Le 23 juin 2016, le Royaume-Uni a voté en faveur d'une sortie de l'Union européenne à 52 % contre 48 %. Ce résultat, qui a provoqué la démission du Premier ministre David Cameron, a ouvert une décennie de bouleversements politiques et économiques majeurs. Si le Brexit a été officiellement concrétisé en 2020 par le Premier ministre Boris Johnson, les répercussions de ce choix continuent d'influencer le quotidien des Britanniques.

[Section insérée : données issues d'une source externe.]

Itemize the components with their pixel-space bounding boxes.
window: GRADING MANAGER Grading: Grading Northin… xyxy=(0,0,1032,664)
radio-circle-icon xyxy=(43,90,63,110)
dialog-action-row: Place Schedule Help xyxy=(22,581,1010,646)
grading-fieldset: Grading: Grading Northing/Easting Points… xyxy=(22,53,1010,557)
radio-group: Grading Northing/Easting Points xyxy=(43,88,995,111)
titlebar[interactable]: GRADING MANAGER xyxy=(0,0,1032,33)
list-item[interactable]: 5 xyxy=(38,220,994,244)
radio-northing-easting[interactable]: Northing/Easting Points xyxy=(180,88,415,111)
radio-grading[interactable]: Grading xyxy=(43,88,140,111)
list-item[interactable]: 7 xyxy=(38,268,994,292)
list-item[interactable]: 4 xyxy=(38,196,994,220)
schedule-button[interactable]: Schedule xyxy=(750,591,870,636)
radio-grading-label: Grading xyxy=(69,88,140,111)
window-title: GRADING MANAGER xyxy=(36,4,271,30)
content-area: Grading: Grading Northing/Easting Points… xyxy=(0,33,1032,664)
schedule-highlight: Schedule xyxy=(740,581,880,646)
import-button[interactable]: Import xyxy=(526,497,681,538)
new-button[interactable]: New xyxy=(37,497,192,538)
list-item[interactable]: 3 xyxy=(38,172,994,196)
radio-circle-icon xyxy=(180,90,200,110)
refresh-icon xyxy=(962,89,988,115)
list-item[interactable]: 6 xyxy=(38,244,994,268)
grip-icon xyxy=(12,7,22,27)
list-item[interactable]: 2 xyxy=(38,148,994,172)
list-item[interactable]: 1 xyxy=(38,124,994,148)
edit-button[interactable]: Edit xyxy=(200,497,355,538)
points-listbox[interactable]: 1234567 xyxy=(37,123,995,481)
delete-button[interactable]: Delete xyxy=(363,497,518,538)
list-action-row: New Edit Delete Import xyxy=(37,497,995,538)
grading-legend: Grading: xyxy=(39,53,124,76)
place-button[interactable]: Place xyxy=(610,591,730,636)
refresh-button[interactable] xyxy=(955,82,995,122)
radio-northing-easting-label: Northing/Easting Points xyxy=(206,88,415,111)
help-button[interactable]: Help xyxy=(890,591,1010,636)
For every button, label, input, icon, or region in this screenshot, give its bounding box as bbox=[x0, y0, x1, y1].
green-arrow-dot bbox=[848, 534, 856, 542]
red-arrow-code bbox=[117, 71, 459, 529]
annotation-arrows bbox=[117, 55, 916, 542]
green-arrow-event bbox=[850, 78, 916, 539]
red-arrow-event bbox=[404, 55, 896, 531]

Sur le plan financier, le Brexit a pesé sur la croissance nationale. Le professeur Nicholas Bloom, de l'université de Stanford, estime que le processus a réduit le PIB britannique de 6 à 8 % d'ici 2025. Cette contre-performance s'explique, selon lui, par « une combinaison d'incertitudes accrues, d'une demande réduite, d'un temps de gestion détourné et d'une mauvaise allocation des ressources ».
La monnaie britannique reflète également ces difficultés : la livre sterling a chuté après le référendum et oscille généralement à 10 % en dessous de sa valeur de juin 2016. Cette faiblesse a renchéri le coût des importations, incluant l'énergie et les denrées alimentaires, impactant directement le coût de la vie. Parallèlement, le marché boursier peine à convaincre, le FTSE 100 et le FTSE 250 restant atones par rapport aux gains observés sur les marchés américains. Chris Smith, gestionnaire d'investissements chez Jupiter, souligne que « le marché boursier britannique porte encore les cicatrices d'une décision qui a pesé sur la confiance des entreprises et des investisseurs ».
Bien que la campagne du « Vote Leave » ait promis de reprendre le contrôle des frontières, la réalité s'est révélée complexe. Le système post-Brexit a favorisé une hausse de l'immigration non européenne, compensant les pénuries de main-d'œuvre, tandis que l'immigration en provenance de l'UE est devenue négative en 2022.
La stabilité gouvernementale a été l'autre grande victime de ce processus. Aucun Premier ministre n'a occupé le poste plus de trois ans depuis le référendum, l'un d'eux n'ayant duré que 49 jours. Récemment, le Premier ministre Keir Starmer a démissionné face à un défi interne, ouvrant la voie à la nomination du septième chef de gouvernement en une décennie. Dix ans après le vote, le Brexit demeure un sujet structurant qui continue d'imposer des défis persistants au paysage politique et économique du Royaume-Uni.